De fato, algumas pesquisas apontam que a velocidade de mudança mundial não tem crescido tanto e mesmo que seu setor esteja mudando rápido, isso não significa,

obrigatoriamente, que sua organização também deva mudar rápido (ao menos se dê o direito de avaliar se o contrário não seria melhor…).

Se você mudar rápido como a indústria em que está inserido, fatalmente corre riscos de cair em modismos. O banco ING decidiu embarcar e investir pesado na plataforma do “second life” e deslocou experientes executivos para estudar o modelo e colocar seus produtos e anúncios no mundo virtual tornando-os acessíveis aos avatares que eram criados. O investimento do banco foi perdido assim como as apostas de que esta plataforma seria uma nova base de negócios digitais.
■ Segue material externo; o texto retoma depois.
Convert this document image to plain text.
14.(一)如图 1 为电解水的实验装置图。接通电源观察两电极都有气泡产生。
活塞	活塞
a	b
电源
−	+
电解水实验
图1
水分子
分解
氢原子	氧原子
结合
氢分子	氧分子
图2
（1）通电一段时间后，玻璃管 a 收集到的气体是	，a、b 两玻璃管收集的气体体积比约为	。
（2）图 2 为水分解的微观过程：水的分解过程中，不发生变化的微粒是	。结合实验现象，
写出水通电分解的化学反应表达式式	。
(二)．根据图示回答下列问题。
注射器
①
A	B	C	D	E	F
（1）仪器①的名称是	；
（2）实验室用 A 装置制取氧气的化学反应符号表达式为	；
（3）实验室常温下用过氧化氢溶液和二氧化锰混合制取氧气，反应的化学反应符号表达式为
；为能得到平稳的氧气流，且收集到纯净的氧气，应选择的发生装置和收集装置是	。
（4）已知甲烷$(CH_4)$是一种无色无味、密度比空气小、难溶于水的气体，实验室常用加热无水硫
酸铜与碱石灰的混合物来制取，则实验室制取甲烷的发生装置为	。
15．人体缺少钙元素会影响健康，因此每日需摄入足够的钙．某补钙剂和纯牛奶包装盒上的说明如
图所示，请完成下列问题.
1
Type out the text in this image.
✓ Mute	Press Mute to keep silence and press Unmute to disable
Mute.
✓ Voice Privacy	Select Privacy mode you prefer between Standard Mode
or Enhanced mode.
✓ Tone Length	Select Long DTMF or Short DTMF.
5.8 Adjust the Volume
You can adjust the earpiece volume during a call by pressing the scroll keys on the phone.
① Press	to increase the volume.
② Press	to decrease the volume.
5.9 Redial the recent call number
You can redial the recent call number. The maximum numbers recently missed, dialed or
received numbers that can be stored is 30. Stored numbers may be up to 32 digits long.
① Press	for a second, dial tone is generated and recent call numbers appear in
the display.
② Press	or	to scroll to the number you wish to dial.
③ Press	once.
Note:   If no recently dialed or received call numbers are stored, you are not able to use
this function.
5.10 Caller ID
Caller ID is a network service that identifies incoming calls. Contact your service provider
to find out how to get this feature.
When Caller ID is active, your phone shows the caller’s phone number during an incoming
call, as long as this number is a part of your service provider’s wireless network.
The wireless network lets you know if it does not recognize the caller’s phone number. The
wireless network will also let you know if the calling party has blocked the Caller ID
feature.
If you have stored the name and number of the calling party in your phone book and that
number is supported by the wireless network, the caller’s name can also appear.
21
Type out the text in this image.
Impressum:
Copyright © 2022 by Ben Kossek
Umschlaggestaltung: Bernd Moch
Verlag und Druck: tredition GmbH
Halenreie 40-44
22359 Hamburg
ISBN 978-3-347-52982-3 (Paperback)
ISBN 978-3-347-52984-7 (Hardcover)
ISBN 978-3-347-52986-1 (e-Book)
Às vezes é melhor lidar com mudanças estruturais, conceituais e com a incerteza sem mudar tudo na organização. Ao menos de imediato, em algumas situações, é melhor observar e dar tempo aos acontecimentos, mas, atenção: isso não quer dizer não fazer nada! Definitivamente ignorar a transformação digital não é a melhor estratégia (veja mais em www.adrianoclary.com.br). Avaliar e analisar é o recomendado, pois, dependendo do nível de incerteza no mercado, somente o tempo irá tornar possível separar os modismos do que realmente é impactante e veio para ficar.

Pode parecer paradoxal, mas, em ambientes de rápidas mudanças, tentar acompanhar tal velocidade pode ser um tiro no pé.

Certamente a transformação digital está mudando a arena competitiva e as vantagens das organizações, mas estas mudanças não são uniformes em todas indústrias e setores. As tecnologias estão afetando e irão afetar os diferentes negócios em diferentes proporções e maneiras. Não perceber estas nuances pode levar seu negócio a sérios prejuízos. 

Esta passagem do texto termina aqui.